Profesör Eske Willerslev, "Uzun zamandır tarım ve hayvancılığa geçişin yeni bir hastalık çağını başlattığından şüpheleniyorduk. Şimdi DNA, bunun en az 6.500 yıl önce gerçekleştiğini gösterdi," diyor. "Bu enfeksiyonlar sadece hastalığa yol açmadı, aynı zamanda nüfus çöküşü, göç ve genetik uyumda da rol oynamış olabilir."
Ümit Solmaz
Kopenhag Üniversitesi ve Cambridge Üniversitesi’nden Profesör Eske Willerslev liderliğindeki bir araştırma ekibi, Avrasya’daki tarih öncesi insanlarda 214 hastalığa neden olan mikroorganizma tespit etti.
Çalışma, zoonotik hastalıkların (hayvanlardan insanlara bulaşan ve COVID’de de gördüğümüz gibi hastalıklar) en erken örneğinin yaklaşık 6.500 yıl önce ortaya çıktığını ve bu tür hastalıkların 5.000 yıl önce daha yaygın hale geldiğini gösteriyor. Bu, şimdiye kadar enfeksiyon hastalıklarının geçmişine dair yapılmış en büyük çalışma olup, bilim dergisi Nature’da yayımlandı.
Araştırmacılar, bazıları 37.000 yıllık olan 1.300’den fazla tarih öncesi bireyin DNA’sını analiz etti. Antik kemikler ve dişler, bakteriler, virüsler ve parazitlerin neden olduğu hastalıkların evrimi hakkında eşsiz bir bakış sunuyor.

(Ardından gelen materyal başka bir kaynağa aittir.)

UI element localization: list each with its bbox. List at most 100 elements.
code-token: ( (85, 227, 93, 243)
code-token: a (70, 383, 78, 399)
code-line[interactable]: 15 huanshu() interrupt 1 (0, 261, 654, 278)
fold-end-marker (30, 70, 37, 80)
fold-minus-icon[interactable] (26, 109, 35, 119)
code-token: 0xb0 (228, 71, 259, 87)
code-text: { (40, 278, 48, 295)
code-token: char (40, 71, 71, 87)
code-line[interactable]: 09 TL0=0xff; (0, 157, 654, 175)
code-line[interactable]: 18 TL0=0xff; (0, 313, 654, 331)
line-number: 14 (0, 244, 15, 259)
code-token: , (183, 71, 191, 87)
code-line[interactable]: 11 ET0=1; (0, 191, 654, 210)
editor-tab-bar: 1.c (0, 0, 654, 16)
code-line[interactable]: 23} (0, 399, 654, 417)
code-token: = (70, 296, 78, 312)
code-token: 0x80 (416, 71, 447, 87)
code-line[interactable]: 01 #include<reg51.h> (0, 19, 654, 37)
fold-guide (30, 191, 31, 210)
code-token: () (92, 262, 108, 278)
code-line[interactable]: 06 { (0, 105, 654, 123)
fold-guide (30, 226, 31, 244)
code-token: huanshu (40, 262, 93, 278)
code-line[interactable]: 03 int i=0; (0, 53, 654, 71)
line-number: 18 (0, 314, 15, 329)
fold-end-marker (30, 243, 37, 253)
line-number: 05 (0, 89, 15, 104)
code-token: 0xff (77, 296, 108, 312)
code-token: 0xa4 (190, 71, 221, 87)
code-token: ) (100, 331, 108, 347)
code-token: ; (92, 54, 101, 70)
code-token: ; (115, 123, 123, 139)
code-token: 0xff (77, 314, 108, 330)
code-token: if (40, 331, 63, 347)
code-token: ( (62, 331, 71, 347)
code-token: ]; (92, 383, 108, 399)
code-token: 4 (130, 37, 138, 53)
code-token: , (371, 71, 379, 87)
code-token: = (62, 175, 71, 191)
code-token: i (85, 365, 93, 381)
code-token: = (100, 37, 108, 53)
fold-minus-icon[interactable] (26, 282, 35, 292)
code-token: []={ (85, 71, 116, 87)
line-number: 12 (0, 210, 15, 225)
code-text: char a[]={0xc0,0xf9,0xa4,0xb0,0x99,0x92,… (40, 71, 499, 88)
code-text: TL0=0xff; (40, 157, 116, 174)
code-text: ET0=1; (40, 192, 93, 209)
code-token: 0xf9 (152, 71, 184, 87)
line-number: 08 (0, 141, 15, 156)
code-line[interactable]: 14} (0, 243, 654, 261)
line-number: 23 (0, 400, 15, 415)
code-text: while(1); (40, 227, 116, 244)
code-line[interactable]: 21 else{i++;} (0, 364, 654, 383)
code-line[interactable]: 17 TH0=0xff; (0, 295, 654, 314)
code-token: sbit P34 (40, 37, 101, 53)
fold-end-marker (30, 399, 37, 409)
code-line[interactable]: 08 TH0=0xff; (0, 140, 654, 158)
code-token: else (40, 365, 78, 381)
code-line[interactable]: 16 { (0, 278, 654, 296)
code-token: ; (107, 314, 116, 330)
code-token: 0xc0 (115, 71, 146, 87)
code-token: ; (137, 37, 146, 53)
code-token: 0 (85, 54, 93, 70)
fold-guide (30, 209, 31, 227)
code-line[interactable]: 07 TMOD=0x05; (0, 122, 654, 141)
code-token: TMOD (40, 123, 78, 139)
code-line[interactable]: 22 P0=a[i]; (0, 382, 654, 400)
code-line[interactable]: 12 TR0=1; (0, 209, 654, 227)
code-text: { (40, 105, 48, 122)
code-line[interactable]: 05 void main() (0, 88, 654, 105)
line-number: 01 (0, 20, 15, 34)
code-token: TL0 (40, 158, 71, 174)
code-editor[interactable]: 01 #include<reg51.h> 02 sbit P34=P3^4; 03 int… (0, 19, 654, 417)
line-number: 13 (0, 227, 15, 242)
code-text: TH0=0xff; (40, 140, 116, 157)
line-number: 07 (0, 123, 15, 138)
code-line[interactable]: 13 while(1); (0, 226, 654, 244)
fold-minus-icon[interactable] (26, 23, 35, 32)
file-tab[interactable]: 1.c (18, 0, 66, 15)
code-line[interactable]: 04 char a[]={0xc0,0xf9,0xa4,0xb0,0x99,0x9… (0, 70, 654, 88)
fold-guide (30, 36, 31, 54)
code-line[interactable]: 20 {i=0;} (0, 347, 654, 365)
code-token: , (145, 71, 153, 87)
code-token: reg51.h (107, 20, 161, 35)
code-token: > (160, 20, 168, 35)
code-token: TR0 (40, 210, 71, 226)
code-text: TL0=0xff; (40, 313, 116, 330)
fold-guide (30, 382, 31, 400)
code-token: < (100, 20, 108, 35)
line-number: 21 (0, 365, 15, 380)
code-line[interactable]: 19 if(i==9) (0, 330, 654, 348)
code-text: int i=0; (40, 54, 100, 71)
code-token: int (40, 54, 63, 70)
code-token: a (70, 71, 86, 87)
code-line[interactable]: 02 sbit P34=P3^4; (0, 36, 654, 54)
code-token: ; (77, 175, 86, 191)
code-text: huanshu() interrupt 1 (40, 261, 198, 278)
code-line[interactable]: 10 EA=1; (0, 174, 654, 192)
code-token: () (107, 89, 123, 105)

Sonuçlar, insanların evcil hayvanlarla yakın yaşamının – Pontik Bozkırları’ndan gelen göçebe çoban topluluklarının büyük göçleriyle örtüşen bir dönemde – hastalıkların yayılmasında belirleyici bir rol oynadığını gösteriyor.
Profesör Eske Willerslev, "Uzun zamandır tarım ve hayvancılığa geçişin yeni bir hastalık çağını başlattığından şüpheleniyorduk. Şimdi DNA, bunun en az 6.500 yıl önce gerçekleştiğini gösterdi," diyor. "Bu enfeksiyonlar sadece hastalığa yol açmadı, aynı zamanda nüfus çöküşü, göç ve genetik uyumda da rol oynamış olabilir."
Gelecekteki Aşılar İçin Önemli Olabilir Bu bulgular, hem aşı geliştirme hem de hastalıkların zamanla nasıl ortaya çıktığı ve mutasyona uğradığını anlama açısından önem taşıyabilir.
Çalışmanın başyazarı Doçent Martin Sikora, "Geçmişte olanları anlarsak, yeni enfeksiyon hastalıklarının büyük kısmının zoonotik olduğu geleceğe hazırlanmamıza yardımcı olabilir," diyor.
Eske Willerslev ise şunları ekliyor: "Geçmişte başarılı olan mutasyonların yeniden ortaya çıkmasını bekleyebiliriz. Bu, bize gelecekteki aşılar için önemli bir bilgi sağlıyor çünkü mevcut aşıların yeterli olup olmadığını test etmemize veya mutasyonlar nedeniyle yeni aşılar geliştirilmesi gerekip gerekmediğini anlamamıza yardımcı olabilir."